Since there aren’t any checks available, I thought my work might be useful to others in the community.  As a result, I wanted to make sure my code was respectable.  This meant I spent some time designing, coding, and testing options that we don’t want but others might find useful.  It meant putting extra documentation into the code (and eventually writing some pod before I share the code publicly).  It meant mostly following the coding style of the Linux kernel (I chose that because “why not?”).

Some readers will (correctly) note that the Linux kernel coding style does not guarantee good code.  I don’t mean to suggest that it does, but I’ve found that it forced me to think about my code more deeply than I otherwise would.  Not being a programmer, most of the code I write is to fit a small need of mine and the quality is defined as “does it do what I want it to?”  Writing something with the intent of sharing it publicly and forcing yourself to not cut corners can make the work more difficult, but the end result is a beauty to behold.

Why disk utilization matters

Here’s a rare weekend post to help make up for my lack of blogging this week.  Once again it is work related.  My life is boring and uneventful otherwise. 🙂

Unless you plan on sitting around babysitting your servers  every minute of every day, it is probably a good idea to have a monitoring system like Nagios set up.  My department, eternal mooches that we are, opted to not set one up and instead use the service provided by the college-level IT staff.  It worked great, until one day when it didn’t any more.  Some config change hosed the system and the Nagios service no longer ran.  I didn’t consider it much of a big deal until about 7 days ago.

This time last week, I was enjoying a vacation with my beautiful wife in celebration of our 2nd wedding anniversary.  When I got home Sunday evening, I noticed that several people had sent in e-mails complaining that they couldn’t log in to their Linux machines.  Like a fool, I spent the last few hours of my freedom trying to resolve the issue.  We figured out it was a problem with the LDAP server.  Requests went out, but no answers were ever received.  So after a too-long e-mail exchange, we got a workaround set up and I called it good enough.  I went to bed at one o’clock, thoroughly exhausted.

The next day we started working on figuring out what was the problem.  At first it seemed like the issue was entirely with the LDAP server, which is run by the central computing group on campus.  I was pleased that it was not one of my systems.  Then they noticed that there were a lot of open connections from two of my servers: one was our weather data website, and the other was our weather data ingest server.  Both machines work pretty hard, and at first I thought maybe one of the image generation processes just choked and that tripped up everything else.

Further investigation showed that the root cause of the issue was probably that the data partition on the ingest server was full.  This caused the LDM processes to freak out, which resulted in a lot more error messages in the log, which then filled up /var.  Now the system was running so slowly that nothing was behaving right, and since the web server is tightly married to the data server, they both ended up going crazy and murdering the LDAP server.
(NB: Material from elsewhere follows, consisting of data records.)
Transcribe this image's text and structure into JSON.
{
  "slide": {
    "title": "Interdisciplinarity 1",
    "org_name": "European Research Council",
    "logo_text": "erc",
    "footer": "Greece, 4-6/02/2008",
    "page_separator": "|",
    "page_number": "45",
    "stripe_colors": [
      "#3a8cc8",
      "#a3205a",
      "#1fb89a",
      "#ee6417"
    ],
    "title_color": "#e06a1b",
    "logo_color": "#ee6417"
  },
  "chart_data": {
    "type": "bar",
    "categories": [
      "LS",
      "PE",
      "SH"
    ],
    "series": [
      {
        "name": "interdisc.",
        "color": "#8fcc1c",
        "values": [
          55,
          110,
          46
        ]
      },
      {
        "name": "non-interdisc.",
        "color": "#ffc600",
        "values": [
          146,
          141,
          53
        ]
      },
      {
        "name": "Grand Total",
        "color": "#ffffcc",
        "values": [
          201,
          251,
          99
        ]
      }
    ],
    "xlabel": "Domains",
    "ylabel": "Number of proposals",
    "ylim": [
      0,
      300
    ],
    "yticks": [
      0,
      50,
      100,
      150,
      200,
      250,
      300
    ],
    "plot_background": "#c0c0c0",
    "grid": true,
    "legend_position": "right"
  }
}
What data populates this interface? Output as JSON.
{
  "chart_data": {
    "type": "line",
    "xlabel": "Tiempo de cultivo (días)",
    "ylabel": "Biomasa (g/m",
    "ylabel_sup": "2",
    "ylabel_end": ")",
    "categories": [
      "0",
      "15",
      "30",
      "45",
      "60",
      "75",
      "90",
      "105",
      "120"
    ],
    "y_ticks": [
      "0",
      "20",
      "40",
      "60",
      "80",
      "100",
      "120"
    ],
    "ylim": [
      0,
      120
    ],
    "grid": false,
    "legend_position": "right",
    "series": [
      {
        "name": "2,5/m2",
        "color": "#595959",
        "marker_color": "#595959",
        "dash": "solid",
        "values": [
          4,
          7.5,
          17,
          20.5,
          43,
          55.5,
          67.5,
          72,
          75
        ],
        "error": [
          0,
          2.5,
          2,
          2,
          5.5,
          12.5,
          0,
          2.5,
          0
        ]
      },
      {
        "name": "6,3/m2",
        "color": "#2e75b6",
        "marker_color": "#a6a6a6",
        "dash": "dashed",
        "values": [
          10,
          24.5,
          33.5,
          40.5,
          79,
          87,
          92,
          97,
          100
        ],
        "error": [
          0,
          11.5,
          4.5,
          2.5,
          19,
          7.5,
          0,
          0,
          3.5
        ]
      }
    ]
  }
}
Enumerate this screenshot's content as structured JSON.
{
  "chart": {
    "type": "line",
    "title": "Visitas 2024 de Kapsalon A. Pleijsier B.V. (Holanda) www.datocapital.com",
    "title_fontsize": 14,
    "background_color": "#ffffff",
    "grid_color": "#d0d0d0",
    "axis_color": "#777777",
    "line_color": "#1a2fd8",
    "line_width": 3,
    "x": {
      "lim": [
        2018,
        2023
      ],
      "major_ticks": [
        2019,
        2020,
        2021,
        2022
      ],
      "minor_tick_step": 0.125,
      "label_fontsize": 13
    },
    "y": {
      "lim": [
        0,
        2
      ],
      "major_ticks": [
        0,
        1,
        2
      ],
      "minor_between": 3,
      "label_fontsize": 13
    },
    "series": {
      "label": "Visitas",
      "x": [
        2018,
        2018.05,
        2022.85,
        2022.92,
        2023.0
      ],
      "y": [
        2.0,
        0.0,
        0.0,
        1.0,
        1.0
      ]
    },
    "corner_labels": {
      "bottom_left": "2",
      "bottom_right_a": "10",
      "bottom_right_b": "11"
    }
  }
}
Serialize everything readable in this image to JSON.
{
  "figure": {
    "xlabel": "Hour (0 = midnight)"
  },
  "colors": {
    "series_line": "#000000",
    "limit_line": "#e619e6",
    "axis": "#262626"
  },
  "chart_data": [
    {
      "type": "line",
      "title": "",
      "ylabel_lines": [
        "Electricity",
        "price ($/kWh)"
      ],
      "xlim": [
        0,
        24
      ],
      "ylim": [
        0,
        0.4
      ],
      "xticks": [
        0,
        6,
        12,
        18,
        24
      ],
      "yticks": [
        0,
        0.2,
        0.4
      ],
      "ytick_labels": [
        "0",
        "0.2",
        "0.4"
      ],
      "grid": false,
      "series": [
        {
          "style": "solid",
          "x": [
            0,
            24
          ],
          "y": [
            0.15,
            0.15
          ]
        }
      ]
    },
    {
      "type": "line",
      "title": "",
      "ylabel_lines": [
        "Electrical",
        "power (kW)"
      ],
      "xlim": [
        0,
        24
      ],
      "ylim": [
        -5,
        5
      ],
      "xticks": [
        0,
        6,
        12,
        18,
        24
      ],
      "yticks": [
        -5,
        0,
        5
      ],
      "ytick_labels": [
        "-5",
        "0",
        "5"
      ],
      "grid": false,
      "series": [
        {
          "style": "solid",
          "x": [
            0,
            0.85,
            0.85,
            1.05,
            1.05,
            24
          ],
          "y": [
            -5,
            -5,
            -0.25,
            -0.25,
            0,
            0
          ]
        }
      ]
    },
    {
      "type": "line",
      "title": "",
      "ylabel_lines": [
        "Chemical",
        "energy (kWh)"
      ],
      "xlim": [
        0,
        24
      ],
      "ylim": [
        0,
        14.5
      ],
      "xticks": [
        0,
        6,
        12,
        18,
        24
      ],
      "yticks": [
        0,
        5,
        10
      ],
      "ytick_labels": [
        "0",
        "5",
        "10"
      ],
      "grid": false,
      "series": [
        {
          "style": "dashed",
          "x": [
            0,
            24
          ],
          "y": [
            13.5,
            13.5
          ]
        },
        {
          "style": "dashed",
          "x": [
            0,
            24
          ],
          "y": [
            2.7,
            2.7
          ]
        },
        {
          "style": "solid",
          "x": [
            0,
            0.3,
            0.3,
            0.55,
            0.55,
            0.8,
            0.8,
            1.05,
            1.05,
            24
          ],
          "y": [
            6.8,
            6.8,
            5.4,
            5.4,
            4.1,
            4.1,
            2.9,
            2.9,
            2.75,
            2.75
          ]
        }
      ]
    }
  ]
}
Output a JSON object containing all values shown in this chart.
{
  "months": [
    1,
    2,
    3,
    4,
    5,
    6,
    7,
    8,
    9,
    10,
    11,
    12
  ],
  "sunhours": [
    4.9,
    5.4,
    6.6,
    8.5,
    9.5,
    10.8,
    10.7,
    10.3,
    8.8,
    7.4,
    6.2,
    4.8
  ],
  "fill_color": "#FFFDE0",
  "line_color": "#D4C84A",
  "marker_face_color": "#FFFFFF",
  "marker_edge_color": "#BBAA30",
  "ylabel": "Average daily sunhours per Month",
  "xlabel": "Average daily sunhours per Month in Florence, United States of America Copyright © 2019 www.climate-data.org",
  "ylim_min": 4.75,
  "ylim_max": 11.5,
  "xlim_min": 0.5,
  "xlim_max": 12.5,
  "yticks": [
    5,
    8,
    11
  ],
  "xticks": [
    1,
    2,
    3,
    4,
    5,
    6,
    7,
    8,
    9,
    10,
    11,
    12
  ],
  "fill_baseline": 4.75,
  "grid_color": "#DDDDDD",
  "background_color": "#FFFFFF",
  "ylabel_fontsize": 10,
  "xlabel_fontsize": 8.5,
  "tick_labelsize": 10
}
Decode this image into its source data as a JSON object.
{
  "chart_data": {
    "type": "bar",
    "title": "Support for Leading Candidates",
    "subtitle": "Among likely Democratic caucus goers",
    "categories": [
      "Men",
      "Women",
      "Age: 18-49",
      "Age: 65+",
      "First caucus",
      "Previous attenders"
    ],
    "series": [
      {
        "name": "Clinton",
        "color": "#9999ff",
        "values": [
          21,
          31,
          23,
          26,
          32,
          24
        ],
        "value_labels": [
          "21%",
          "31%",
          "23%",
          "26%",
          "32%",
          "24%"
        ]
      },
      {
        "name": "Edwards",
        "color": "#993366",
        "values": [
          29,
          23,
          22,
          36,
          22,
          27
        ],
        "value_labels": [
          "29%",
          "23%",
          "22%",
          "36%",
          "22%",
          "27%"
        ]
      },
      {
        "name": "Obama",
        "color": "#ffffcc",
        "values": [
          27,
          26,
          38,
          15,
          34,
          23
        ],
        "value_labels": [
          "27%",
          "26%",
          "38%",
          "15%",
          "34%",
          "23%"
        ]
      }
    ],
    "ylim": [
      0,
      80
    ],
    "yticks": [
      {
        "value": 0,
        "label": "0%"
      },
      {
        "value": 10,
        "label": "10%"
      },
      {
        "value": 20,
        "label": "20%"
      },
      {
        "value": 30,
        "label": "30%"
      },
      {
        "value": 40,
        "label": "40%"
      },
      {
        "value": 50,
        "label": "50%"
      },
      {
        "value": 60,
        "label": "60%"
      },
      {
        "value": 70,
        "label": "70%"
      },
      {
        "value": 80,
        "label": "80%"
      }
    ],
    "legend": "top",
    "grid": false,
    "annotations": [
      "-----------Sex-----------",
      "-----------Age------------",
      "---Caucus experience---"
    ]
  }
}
Now there are scripts that are supposed to run to scour the data server to keep the disks from filling.  I thought perhaps something had kept them from running.  I looked through logs, through cron e-mails, and then ran some find commands by hand.  Everything suggested that the scouring was working as it should.  The more I looked, the more I realized it’s just that the radar data is ever-growing.  I just need to add more disk.

Had I been keeping an eye on the disk usage these past few months, I would have known this sooner, and been able to take care of it before critical services got beaten up.  I think on Monday, I’ll lend a hand getting the Nagios server up and running again.  Learn from my mistakes, readers!